Closure properties under various type constructions proven

Prototype implementation provided

Abstract

Multiple types can represent the same concept. For example, lists and trees can both represent sets. Unfortunately, this easily leads to incomplete libraries: some set-operations may only be available on lists, others only on trees. Similarly, subtypes and quotients are commonly used to construct new type abstractions in formal verification. In such cases, one often wishes to reuse operations on the representation type for the new type abstraction, but to no avail: the types are not the same. To address these problems, we present a new framework that transports programs via equivalences. Existing transport frameworks are either designed for dependently typed, constructive proof assistants, use univalence, or are restricted to partial quotient types.
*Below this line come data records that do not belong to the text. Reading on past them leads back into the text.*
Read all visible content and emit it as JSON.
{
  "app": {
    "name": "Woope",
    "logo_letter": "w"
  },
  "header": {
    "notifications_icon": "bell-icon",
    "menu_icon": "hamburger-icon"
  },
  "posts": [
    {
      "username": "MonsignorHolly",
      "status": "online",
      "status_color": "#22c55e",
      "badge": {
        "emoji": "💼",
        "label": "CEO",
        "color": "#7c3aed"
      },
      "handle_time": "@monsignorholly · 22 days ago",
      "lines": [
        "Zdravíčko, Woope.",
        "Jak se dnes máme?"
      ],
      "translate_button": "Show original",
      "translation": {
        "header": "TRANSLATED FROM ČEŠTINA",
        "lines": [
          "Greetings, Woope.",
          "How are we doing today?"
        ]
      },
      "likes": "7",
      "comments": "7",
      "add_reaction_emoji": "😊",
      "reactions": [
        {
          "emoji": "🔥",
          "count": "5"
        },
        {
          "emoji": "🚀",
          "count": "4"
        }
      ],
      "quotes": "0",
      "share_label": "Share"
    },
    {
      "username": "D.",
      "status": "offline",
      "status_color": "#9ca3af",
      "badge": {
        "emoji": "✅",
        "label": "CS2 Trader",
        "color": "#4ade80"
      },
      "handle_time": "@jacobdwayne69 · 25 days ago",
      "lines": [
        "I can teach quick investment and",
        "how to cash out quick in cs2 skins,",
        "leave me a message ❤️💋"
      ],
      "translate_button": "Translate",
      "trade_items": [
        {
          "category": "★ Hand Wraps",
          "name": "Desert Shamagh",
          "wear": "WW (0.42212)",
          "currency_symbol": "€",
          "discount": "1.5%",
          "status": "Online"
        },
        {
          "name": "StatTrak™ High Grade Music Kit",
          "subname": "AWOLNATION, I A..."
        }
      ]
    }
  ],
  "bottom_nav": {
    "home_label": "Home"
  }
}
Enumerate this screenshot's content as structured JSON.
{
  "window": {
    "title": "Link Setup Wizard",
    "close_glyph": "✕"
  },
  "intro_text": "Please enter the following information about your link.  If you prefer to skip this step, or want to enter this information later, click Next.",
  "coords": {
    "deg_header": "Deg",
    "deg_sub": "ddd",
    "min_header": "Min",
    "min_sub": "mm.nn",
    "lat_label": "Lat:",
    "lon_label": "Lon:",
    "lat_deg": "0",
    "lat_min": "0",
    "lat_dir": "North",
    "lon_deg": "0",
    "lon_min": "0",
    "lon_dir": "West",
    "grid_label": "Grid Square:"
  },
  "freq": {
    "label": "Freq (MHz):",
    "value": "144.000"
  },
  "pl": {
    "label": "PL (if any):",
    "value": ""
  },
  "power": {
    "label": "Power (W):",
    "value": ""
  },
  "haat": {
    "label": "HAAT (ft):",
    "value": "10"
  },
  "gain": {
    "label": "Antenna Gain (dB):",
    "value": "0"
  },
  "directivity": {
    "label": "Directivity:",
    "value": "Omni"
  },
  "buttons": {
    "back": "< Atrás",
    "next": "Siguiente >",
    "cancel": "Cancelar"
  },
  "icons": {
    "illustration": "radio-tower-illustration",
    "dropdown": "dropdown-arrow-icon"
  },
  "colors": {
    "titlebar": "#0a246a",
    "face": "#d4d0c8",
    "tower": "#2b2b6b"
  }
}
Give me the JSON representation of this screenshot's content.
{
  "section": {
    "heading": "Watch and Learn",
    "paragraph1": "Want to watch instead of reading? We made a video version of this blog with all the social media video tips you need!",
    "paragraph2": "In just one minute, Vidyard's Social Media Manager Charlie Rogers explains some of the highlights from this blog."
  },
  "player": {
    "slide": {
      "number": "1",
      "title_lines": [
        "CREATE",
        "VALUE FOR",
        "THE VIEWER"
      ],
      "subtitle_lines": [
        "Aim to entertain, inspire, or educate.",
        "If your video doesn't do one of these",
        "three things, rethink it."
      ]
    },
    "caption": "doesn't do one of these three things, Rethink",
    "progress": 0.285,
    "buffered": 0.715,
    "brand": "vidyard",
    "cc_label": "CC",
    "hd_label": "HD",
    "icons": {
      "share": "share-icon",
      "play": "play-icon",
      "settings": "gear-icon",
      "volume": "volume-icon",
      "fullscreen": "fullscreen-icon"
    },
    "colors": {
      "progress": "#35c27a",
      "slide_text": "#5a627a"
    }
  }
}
Our framework (1) is designed for simple type theory, (2) generalises previous approaches working on partial quotient types, and (3) is based on standard mathematical concepts, particularly Galois connections and equivalences. We introduce the notion of partial Galois connections and equivalences and prove their closure properties under (dependent) function relators, (co)datatypes, and compositions. We formalised the framework in Isabelle/HOL and provide a prototype. This is the extended version of "Transport via Partial Galois Connections and Equivalences", 21st Asian Symposium on Programming Languages and Systems, 2023.